Hal ini juga untuk memberi keadilan bagi Q sebagai korban yang sekarang kerap terlihat murung hingga menangis, bahkan belum dapat bersekolah kembali karena dalam proses pemulihan.
Komnas PA mencontohkan dalam beberapa kasus kekerasan dilakukan anak, banyak keluarga korban tidak terima bila pelaku hanya dibina beberapa hari lalu dilepas tanpa proses hukum.
“Seringkali ketika kami berhadapan dengan orangtua korban mereka enggak terima ketika pelaku setelah dua sampai tiga kali hari dilepas, bebas. Satu sisi korbannya trauma,” jelasnya.
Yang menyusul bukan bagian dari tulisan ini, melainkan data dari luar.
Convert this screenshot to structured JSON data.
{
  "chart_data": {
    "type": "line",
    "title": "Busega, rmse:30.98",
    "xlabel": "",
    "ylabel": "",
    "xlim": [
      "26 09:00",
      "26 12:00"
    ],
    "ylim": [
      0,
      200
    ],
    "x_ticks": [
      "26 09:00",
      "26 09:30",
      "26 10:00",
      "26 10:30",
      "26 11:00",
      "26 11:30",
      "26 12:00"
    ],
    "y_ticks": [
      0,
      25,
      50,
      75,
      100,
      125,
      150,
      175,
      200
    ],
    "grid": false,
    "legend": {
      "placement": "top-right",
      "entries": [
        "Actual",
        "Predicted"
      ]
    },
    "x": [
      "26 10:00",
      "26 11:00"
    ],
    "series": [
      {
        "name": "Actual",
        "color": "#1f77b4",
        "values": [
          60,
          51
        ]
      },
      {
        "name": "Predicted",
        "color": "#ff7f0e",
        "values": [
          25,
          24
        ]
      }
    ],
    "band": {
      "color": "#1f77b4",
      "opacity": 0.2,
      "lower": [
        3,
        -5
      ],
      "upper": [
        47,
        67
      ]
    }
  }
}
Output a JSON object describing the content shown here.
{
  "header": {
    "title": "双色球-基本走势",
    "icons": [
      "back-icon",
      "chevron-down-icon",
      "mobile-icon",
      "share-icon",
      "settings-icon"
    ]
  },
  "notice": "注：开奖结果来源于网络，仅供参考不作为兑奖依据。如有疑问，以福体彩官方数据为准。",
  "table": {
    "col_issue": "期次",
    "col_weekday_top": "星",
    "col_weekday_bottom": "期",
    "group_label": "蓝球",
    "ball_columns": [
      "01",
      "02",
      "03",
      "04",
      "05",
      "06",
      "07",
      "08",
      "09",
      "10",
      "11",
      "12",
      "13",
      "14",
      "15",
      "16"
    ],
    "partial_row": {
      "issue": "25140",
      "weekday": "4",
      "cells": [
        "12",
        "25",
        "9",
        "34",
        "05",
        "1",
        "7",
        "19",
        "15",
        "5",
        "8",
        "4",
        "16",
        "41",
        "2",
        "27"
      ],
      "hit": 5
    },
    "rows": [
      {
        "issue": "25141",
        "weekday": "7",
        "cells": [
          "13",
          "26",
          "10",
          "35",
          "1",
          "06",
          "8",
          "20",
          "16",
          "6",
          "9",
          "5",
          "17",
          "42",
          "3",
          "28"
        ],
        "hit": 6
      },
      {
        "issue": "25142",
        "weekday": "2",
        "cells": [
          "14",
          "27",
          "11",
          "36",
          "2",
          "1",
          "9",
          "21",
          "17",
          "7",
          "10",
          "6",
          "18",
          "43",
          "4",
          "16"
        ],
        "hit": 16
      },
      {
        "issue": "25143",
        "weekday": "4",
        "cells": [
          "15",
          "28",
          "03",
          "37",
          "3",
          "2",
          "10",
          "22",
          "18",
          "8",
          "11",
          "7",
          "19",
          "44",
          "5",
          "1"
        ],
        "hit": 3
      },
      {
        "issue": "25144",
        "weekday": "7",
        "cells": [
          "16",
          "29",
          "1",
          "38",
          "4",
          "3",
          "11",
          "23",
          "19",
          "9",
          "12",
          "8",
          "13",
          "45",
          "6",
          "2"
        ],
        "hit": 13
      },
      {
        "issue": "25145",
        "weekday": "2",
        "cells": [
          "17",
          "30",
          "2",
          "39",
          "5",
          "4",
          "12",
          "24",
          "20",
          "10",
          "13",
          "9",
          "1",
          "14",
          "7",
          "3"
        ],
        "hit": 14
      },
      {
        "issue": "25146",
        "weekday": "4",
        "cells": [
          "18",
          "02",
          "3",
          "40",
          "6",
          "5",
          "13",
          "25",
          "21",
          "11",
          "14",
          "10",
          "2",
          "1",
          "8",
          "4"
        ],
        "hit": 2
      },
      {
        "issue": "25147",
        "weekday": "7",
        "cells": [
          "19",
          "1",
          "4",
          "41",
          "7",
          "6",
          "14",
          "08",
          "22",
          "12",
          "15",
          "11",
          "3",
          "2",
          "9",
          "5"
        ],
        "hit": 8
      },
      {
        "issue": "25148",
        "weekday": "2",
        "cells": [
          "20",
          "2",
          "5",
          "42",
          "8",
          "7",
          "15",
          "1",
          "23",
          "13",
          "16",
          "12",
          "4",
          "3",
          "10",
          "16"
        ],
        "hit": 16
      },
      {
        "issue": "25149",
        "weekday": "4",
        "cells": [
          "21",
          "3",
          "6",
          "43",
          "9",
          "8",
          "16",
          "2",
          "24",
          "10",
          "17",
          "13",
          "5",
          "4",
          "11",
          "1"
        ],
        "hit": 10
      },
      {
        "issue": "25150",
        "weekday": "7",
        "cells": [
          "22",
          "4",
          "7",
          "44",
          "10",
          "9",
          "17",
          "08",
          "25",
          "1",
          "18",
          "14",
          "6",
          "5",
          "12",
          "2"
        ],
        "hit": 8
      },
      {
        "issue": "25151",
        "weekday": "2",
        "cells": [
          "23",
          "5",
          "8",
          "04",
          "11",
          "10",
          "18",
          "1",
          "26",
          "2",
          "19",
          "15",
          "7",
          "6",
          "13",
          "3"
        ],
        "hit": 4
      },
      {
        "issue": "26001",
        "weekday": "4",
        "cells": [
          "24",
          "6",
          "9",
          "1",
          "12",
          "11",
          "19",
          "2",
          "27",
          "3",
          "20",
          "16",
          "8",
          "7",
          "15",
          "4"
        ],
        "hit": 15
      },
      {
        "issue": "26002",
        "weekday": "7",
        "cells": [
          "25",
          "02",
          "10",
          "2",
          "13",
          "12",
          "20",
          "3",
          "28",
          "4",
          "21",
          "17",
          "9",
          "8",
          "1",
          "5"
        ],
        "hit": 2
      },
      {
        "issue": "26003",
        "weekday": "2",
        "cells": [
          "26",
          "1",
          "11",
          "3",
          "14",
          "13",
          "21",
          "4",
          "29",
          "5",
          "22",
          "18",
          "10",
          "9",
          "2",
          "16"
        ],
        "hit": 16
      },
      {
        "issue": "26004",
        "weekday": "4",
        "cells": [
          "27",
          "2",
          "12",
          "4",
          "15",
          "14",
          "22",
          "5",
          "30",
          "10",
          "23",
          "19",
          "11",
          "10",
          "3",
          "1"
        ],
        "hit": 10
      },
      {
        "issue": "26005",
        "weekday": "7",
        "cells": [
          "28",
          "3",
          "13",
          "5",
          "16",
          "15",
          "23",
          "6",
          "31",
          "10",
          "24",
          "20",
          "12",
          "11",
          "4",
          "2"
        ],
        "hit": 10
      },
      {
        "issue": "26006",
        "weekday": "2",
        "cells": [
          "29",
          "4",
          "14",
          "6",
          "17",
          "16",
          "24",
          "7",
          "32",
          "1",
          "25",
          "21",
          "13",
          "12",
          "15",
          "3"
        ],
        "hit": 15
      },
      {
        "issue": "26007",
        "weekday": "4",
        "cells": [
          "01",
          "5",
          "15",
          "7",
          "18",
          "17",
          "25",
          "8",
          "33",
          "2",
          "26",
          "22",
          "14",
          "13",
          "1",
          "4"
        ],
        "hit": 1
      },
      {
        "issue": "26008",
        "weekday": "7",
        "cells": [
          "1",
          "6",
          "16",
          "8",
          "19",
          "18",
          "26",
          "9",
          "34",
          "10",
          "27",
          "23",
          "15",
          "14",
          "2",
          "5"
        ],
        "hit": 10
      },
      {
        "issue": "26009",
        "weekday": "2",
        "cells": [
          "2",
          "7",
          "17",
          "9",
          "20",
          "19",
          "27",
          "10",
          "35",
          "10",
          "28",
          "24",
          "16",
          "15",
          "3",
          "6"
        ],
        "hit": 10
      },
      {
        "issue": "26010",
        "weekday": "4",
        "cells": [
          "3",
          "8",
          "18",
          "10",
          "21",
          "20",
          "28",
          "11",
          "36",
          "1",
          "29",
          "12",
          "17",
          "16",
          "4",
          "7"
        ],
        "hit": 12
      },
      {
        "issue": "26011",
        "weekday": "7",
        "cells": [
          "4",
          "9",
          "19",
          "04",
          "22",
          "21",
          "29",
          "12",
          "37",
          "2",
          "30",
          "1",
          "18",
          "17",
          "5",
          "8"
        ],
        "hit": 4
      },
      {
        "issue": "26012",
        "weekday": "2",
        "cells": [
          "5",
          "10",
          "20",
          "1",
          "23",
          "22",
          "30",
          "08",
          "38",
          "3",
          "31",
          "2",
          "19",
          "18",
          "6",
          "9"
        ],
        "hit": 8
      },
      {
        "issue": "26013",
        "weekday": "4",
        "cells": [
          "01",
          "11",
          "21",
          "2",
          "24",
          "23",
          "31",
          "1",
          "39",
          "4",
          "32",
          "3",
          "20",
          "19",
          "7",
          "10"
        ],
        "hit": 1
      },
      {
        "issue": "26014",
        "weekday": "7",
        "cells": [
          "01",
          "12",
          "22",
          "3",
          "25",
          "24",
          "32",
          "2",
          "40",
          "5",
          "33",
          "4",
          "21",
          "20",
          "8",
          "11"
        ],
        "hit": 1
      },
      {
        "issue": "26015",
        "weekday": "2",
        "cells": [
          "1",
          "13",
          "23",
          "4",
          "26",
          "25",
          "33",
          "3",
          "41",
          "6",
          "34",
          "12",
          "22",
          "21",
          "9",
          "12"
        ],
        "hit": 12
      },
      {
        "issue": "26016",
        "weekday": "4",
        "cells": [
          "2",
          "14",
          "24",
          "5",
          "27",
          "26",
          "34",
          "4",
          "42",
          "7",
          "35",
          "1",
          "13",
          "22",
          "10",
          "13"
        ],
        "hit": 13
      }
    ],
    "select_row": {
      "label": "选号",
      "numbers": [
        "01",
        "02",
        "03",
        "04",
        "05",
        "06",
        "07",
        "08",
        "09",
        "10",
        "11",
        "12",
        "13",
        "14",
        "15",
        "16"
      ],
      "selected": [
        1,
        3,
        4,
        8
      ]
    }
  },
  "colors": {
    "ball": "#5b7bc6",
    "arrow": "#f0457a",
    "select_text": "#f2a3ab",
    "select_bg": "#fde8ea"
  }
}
Lia mengatakan, dalam penanganan kasus kekerasan dengan pelaku anak, proses hukum harus mengacu pada Undang-Undang (UU) Nomor 11 Tahun 2012 tentang Sistem Peradilan Pidana Anak.
Artinya, baik korban dan anak yang diduga melakukan tindak pidana sama-sama perlu mendapat pendampingan sebagaimana ketentuan diatur dalam Sistem Peradilan Pidana Anak.
Nah, untuk mencegah kasus kekerasan serupa tidak terulang kembali, Komnas PA mendorong orangtua untuk lebih melakukan pengawasan terhadap anak-anak agar tidak terpapar hal buruk.